Indo-Asian News Service
Washington: US Secretary of State, Condoleezza Rice considers apparent improvement in the diets of people in China and India and resultant export caps among the reasons for the skyrocketing prices of grain worldwide.
She also believes a successful Doha round of world trade talks, would help bring down the agricultural subsidies by developed countries and give farmers greater access to market, thereby solving the problem.
“The US is very concerned about the status of the food situation in the world", she said at the Peace Corps 2008 Worldwide Country Director Conference .
"But the exchange rate, plus the inability to get food to market, or food to people has made it very difficult," she said.
In certain areas, an incredible rise in fuel prices is hiking the cost of everything from fertiliser to transportation. Use of biofuels in food crop areas and an apparent decline in production in some places are leading to export caps.
"Now, some of that is not so much declining production as apparently improvement in the diets of people, for instance, in China and India, and then pressures to keep food inside the country," Rice said.
In addition "while biofuels continue to be an extremely important piece of the alternative energy picture, obviously, we want to make sure that it's not having an adverse effect," she said.
"We think that it's not a large part of the problem, but it may, in fact, be a part of the problem," she added.

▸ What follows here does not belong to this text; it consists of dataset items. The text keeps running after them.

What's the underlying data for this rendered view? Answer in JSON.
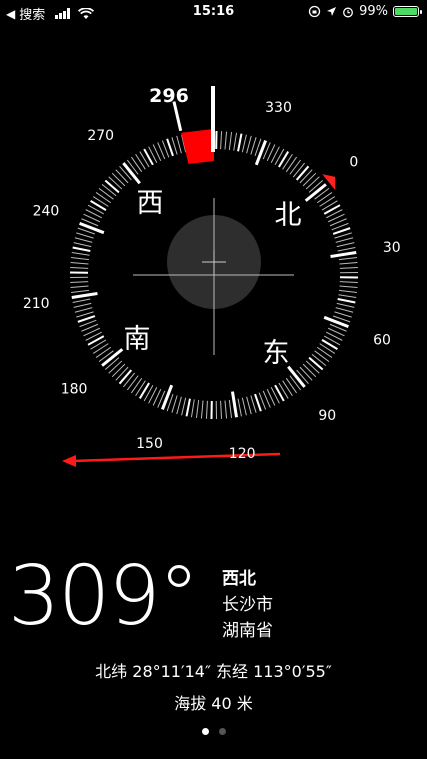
{
  "status_bar": {
    "back_label": "搜索",
    "time": "15:16",
    "battery": "99%",
    "battery_level": 0.99
  },
  "compass": {
    "bearing_marker_label": "296",
    "degree_labels": [
      "0",
      "30",
      "60",
      "90",
      "120",
      "150",
      "180",
      "210",
      "240",
      "270",
      "330"
    ],
    "cardinal": {
      "north": "北",
      "east": "东",
      "south": "南",
      "west": "西"
    },
    "colors": {
      "target": "#ff0000",
      "ring": "#ffffff",
      "background": "#000000"
    }
  },
  "reading": {
    "heading": "309°",
    "direction": "西北",
    "city": "长沙市",
    "province": "湖南省",
    "coordinates": "北纬 28°11′14″  东经 113°0′55″",
    "altitude": "海拔 40 米"
  },
  "pager": {
    "count": 2,
    "active": 0
  }
}
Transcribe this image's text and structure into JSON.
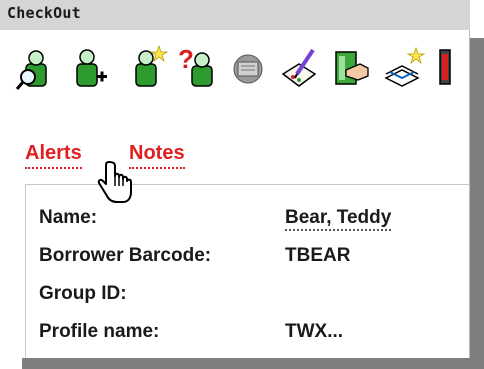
{
  "window": {
    "title": "CheckOut"
  },
  "toolbar": {
    "buttons": [
      {
        "icon": "find-patron-icon"
      },
      {
        "icon": "add-patron-icon"
      },
      {
        "icon": "new-patron-icon"
      },
      {
        "icon": "patron-query-icon"
      },
      {
        "icon": "library-card-icon"
      },
      {
        "icon": "edit-notes-icon"
      },
      {
        "icon": "check-in-icon"
      },
      {
        "icon": "book-sparkle-icon"
      }
    ]
  },
  "tabs": {
    "alerts": "Alerts",
    "notes": "Notes"
  },
  "patron": {
    "name_label": "Name:",
    "name_value": "Bear, Teddy",
    "barcode_label": "Borrower Barcode:",
    "barcode_value": "TBEAR",
    "group_label": "Group ID:",
    "group_value": "",
    "profile_label": "Profile name:",
    "profile_value": "TWX..."
  },
  "colors": {
    "tab_red": "#e02020",
    "titlebar_gray": "#d5d5d5",
    "shadow_gray": "#7f7f7f",
    "patron_green": "#2e9b2e"
  }
}
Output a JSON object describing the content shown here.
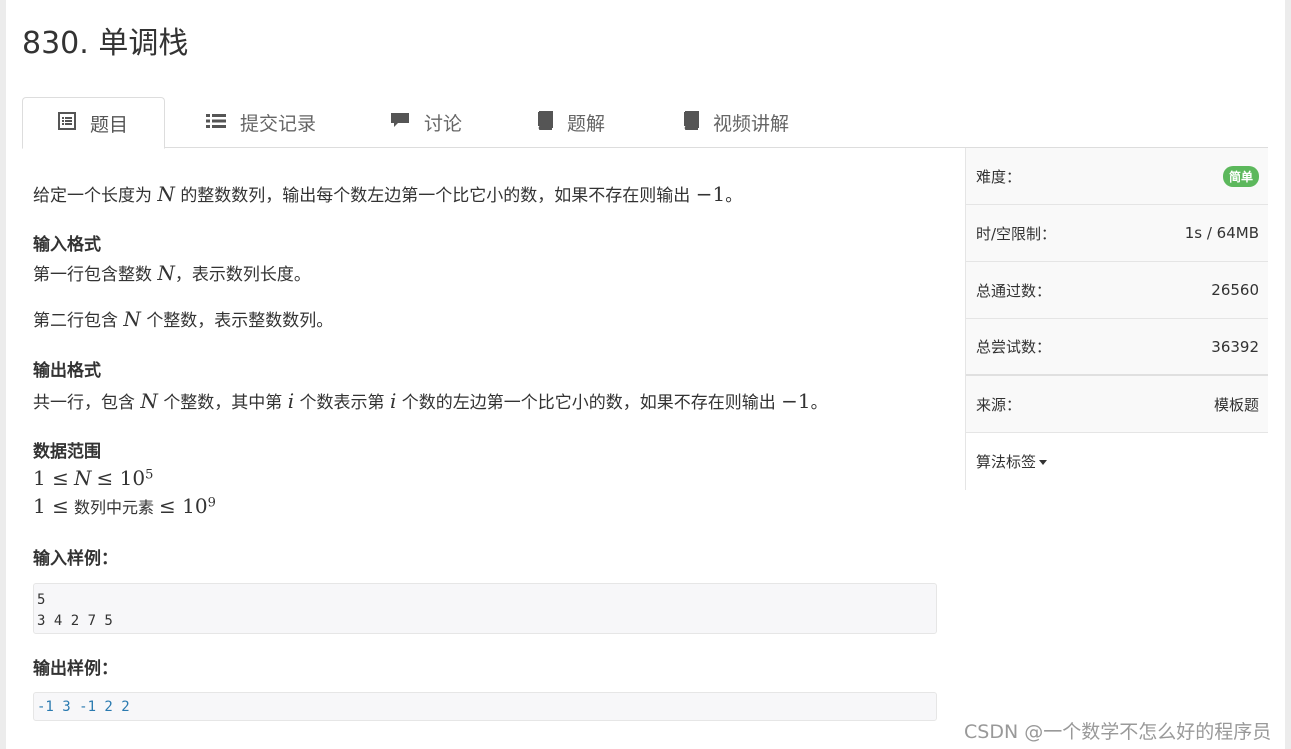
{
  "problem": {
    "title": "830. 单调栈"
  },
  "tabs": [
    {
      "label": "题目",
      "icon": "list-alt-icon"
    },
    {
      "label": "提交记录",
      "icon": "list-icon"
    },
    {
      "label": "讨论",
      "icon": "comment-icon"
    },
    {
      "label": "题解",
      "icon": "book-icon"
    },
    {
      "label": "视频讲解",
      "icon": "book-icon"
    }
  ],
  "description": {
    "intro_pre": "给定一个长度为",
    "intro_n": "N",
    "intro_mid": "的整数数列，输出每个数左边第一个比它小的数，如果不存在则输出",
    "intro_val": "−1",
    "intro_end": "。",
    "input_heading": "输入格式",
    "input_line1_pre": "第一行包含整数",
    "input_line1_n": "N",
    "input_line1_post": "，表示数列长度。",
    "input_line2_pre": "第二行包含",
    "input_line2_n": "N",
    "input_line2_post": "个整数，表示整数数列。",
    "output_heading": "输出格式",
    "output_pre": "共一行，包含",
    "output_n": "N",
    "output_mid1": "个整数，其中第",
    "output_i1": "i",
    "output_mid2": "个数表示第",
    "output_i2": "i",
    "output_mid3": "个数的左边第一个比它小的数，如果不存在则输出",
    "output_val": "−1",
    "output_end": "。",
    "range_heading": "数据范围",
    "range1_left": "1 ≤",
    "range1_n": "N",
    "range1_right": "≤ 10",
    "range1_exp": "5",
    "range2_left": "1 ≤",
    "range2_text": "数列中元素",
    "range2_right": "≤ 10",
    "range2_exp": "9",
    "sample_in_heading": "输入样例：",
    "sample_in": "5\n3 4 2 7 5",
    "sample_out_heading": "输出样例：",
    "sample_out": "-1 3 -1 2 2"
  },
  "sidebar": {
    "difficulty_label": "难度：",
    "difficulty_value": "简单",
    "limit_label": "时/空限制：",
    "limit_value": "1s / 64MB",
    "passed_label": "总通过数：",
    "passed_value": "26560",
    "tried_label": "总尝试数：",
    "tried_value": "36392",
    "source_label": "来源：",
    "source_value": "模板题",
    "tags_label": "算法标签"
  },
  "colors": {
    "badge_green": "#5cb85c",
    "output_blue": "#2a7ab0"
  },
  "watermark": "CSDN @一个数学不怎么好的程序员"
}
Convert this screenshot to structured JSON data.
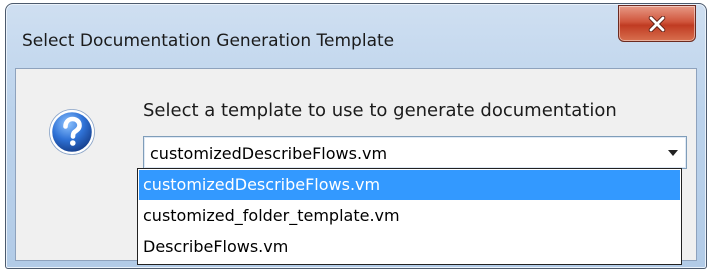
{
  "window": {
    "title": "Select Documentation Generation Template",
    "close_icon": "close-icon"
  },
  "dialog": {
    "icon": "question-icon",
    "prompt": "Select a template to use to generate documentation",
    "combo": {
      "selected": "customizedDescribeFlows.vm",
      "arrow_icon": "chevron-down-icon"
    },
    "options": [
      {
        "label": "customizedDescribeFlows.vm",
        "highlighted": true
      },
      {
        "label": "customized_folder_template.vm",
        "highlighted": false
      },
      {
        "label": "DescribeFlows.vm",
        "highlighted": false
      }
    ]
  },
  "colors": {
    "highlight": "#3399ff",
    "close_button": "#c03b22",
    "title_bar": "#bcd3ec"
  }
}
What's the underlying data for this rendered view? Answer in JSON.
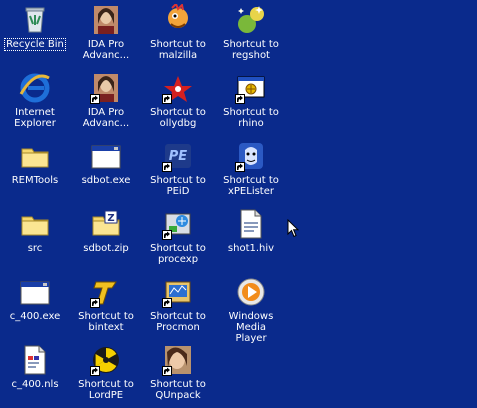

White House press secretary Dana Perino acknowledged, "There are many different factors contributing to the food crises around the world. One of them, would be biofuels."
"But the bigger problems in regard to the food crises around the world is, one, the cost of energy, and especially the cost of transporting energy from one place to the next.
"Another one is weather," Perino said.
Even Prime Minister Manmohan Singh blamed the diversion of foodgrain for producing fuel and high crude oil prices for rising inflation in India.
"The world economy has not done enough to address the challenge of price rise," he said.
His remarks were an obvious reference to reports that even though the global production of maize went up by 40 million tonnes last year, close to 30 million tonnes was used to produce ethanol, making the commodity sharply costlier.
The prime minister's remarks came against the backdrop of US Secretary of State Condoleezza Rice's remark that an improvement in the diets of Indian and Chinese people was a big reason for sky rocketing prices of grain worldwide.
The prime minister said inflation management was an immediate challenge. "This has consequences for growth, it has consequences for income distribution and it has consequences for your competitiveness."